I couldn't think of anything to say. I shrugged. I disliked her too much to ask for clemency or try to explain again.

‘Off you go, Lizzie,' she said, ‘and please bring me a letter from your mother to explain your recent absences.'

As I opened the heavy door, she said, ‘By the way, how
is
your mother?'

It seemed a personal and somehow nasty thing to say and, even though I was continually trotting the baby out as an excuse for my doing—or not doing—a thing, I felt under threat. I looked at her.

‘I mean with the baby,' she said.

‘She's fine,' I said, and just thinking of Danny made me smile.

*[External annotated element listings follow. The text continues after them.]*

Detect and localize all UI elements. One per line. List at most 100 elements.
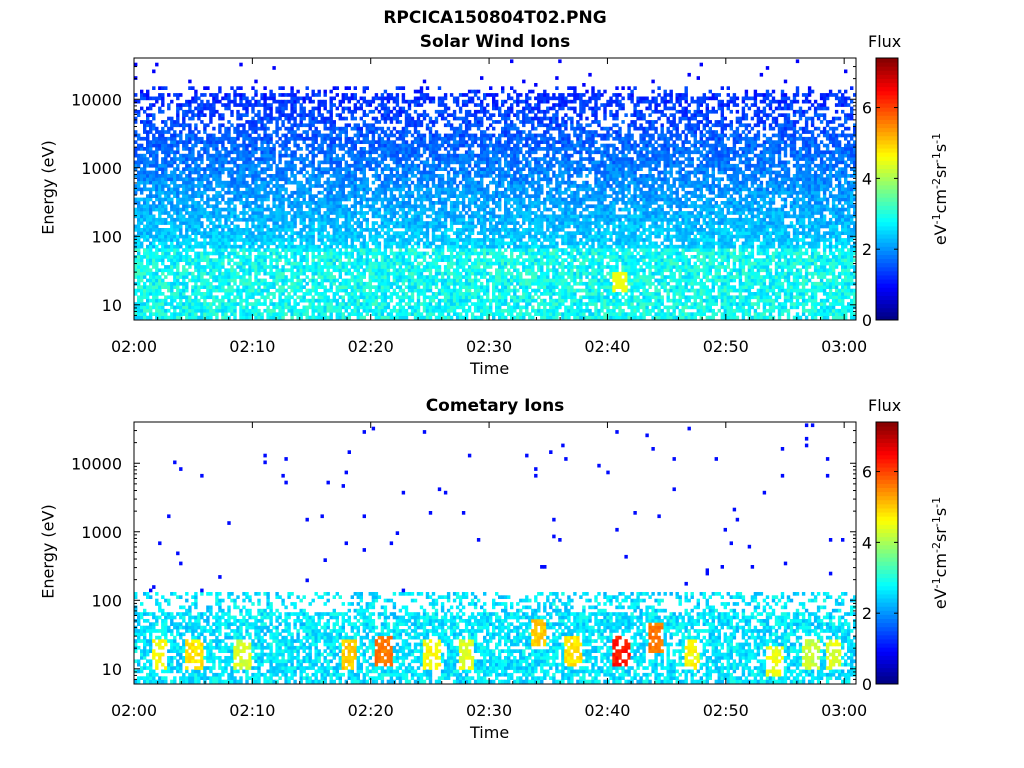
spectrogram-cell bbox=[389, 281, 394, 286]
spectrogram-cell bbox=[410, 207, 415, 212]
spectrogram-cell bbox=[371, 99, 376, 104]
spectrogram-cell bbox=[407, 147, 412, 151]
spectrogram-cell bbox=[371, 298, 376, 303]
spectrogram-cell bbox=[176, 258, 180, 262]
spectrogram-cell bbox=[197, 109, 201, 114]
spectrogram-cell bbox=[344, 244, 348, 249]
spectrogram-cell bbox=[158, 201, 162, 205]
spectrogram-cell bbox=[194, 258, 198, 262]
spectrogram-cell bbox=[185, 305, 189, 310]
spectrogram-cell bbox=[197, 103, 201, 107]
spectrogram-cell bbox=[167, 153, 171, 158]
spectrogram-cell bbox=[179, 258, 183, 262]
spectrogram-cell bbox=[365, 305, 369, 310]
spectrogram-cell bbox=[323, 214, 327, 219]
spectrogram-cell bbox=[143, 214, 147, 219]
spectrogram-cell bbox=[383, 89, 388, 94]
spectrogram-cell bbox=[203, 305, 207, 310]
spectrogram-cell bbox=[305, 86, 309, 90]
spectrogram-cell bbox=[422, 305, 427, 310]
spectrogram-cell bbox=[239, 184, 243, 188]
spectrogram-cell bbox=[296, 194, 300, 198]
spectrogram-cell bbox=[344, 197, 348, 202]
spectrogram-cell bbox=[230, 109, 234, 114]
spectrogram-cell bbox=[401, 86, 406, 90]
spectrogram-cell bbox=[269, 268, 273, 273]
spectrogram-cell bbox=[311, 281, 315, 286]
spectrogram-cell bbox=[428, 312, 433, 316]
spectrogram-cell bbox=[329, 147, 333, 151]
spectrogram-cell bbox=[275, 244, 279, 249]
spectrogram-cell bbox=[137, 99, 141, 104]
spectrogram-cell bbox=[257, 160, 261, 165]
spectrogram-cell bbox=[302, 116, 306, 121]
spectrogram-cell bbox=[362, 113, 366, 117]
spectrogram-cell bbox=[419, 204, 424, 209]
spectrogram-cell bbox=[395, 201, 400, 205]
spectrogram-cell bbox=[371, 174, 376, 178]
spectrogram-cell bbox=[386, 221, 391, 225]
spectrogram-cell bbox=[188, 187, 192, 192]
spectrogram-cell bbox=[161, 305, 165, 310]
spectrogram-cell bbox=[419, 221, 424, 225]
spectrogram-cell bbox=[302, 130, 306, 134]
spectrogram-cell bbox=[137, 204, 141, 209]
spectrogram-cell bbox=[143, 302, 147, 306]
spectrogram-cell bbox=[272, 241, 276, 246]
spectrogram-cell bbox=[311, 238, 315, 242]
spectrogram-cell bbox=[188, 271, 192, 276]
spectrogram-cell bbox=[251, 234, 255, 239]
spectrogram-cell bbox=[179, 157, 183, 161]
spectrogram-cell bbox=[362, 140, 366, 144]
spectrogram-cell bbox=[143, 315, 147, 320]
spectrogram-cell bbox=[149, 305, 153, 310]
spectrogram-cell bbox=[305, 265, 309, 269]
spectrogram-cell bbox=[362, 238, 366, 242]
spectrogram-cell bbox=[395, 258, 400, 262]
spectrogram-cell bbox=[389, 261, 394, 266]
spectrogram-cell bbox=[146, 244, 150, 249]
spectrogram-cell bbox=[269, 109, 273, 114]
spectrogram-cell bbox=[251, 167, 255, 171]
spectrogram-cell bbox=[293, 275, 297, 279]
spectrogram-cell bbox=[263, 265, 267, 269]
spectrogram-cell bbox=[416, 308, 421, 313]
spectrogram-cell bbox=[218, 214, 222, 219]
spectrogram-cell bbox=[317, 170, 321, 175]
spectrogram-cell bbox=[260, 143, 264, 148]
spectrogram-cell bbox=[404, 265, 409, 269]
spectrogram-cell bbox=[305, 224, 309, 229]
spectrogram-cell bbox=[281, 238, 285, 242]
spectrogram-cell bbox=[296, 285, 300, 289]
spectrogram-cell bbox=[296, 315, 300, 320]
spectrogram-cell bbox=[182, 113, 186, 117]
spectrogram-cell bbox=[431, 308, 436, 313]
spectrogram-cell bbox=[254, 140, 258, 144]
spectrogram-cell bbox=[293, 174, 297, 178]
spectrogram-cell bbox=[293, 224, 297, 229]
spectrogram-cell bbox=[404, 312, 409, 316]
spectrogram-cell bbox=[197, 174, 201, 178]
spectrogram-cell bbox=[152, 177, 156, 182]
spectrogram-cell bbox=[323, 278, 327, 283]
spectrogram-cell bbox=[419, 312, 424, 316]
spectrogram-cell bbox=[317, 150, 321, 155]
spectrogram-cell bbox=[215, 244, 219, 249]
spectrogram-cell bbox=[362, 298, 366, 303]
spectrogram-cell bbox=[146, 133, 150, 138]
spectrogram-cell bbox=[209, 231, 213, 235]
spectrogram-cell bbox=[155, 204, 159, 209]
spectrogram-cell bbox=[164, 140, 168, 144]
spectrogram-cell bbox=[158, 194, 162, 198]
spectrogram-cell bbox=[395, 285, 400, 289]
spectrogram-cell bbox=[173, 217, 177, 222]
spectrogram-cell bbox=[305, 248, 309, 252]
spectrogram-cell bbox=[233, 211, 237, 215]
spectrogram-cell bbox=[329, 234, 333, 239]
spectrogram-cell bbox=[284, 244, 288, 249]
spectrogram-cell bbox=[266, 255, 270, 259]
spectrogram-cell bbox=[200, 224, 204, 229]
spectrogram-cell bbox=[146, 201, 150, 205]
spectrogram-cell bbox=[398, 194, 403, 198]
spectrogram-cell bbox=[401, 214, 406, 219]
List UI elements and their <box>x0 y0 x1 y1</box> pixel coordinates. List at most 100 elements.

Miss Pitt smiled too. ‘Well, just as long as that clever sister of yours doesn't disappear off to university and leave you holding it—so to speak.'

It was puzzling. Was she being nice, or not?

‘I mean, your mother might consider one brilliant daughter sufficient and quite like the second one to stay at home and help,' she said.

‘No, my mother wants two brilliant daughters,' I said.

‘Let's not disappoint her, then,' she said.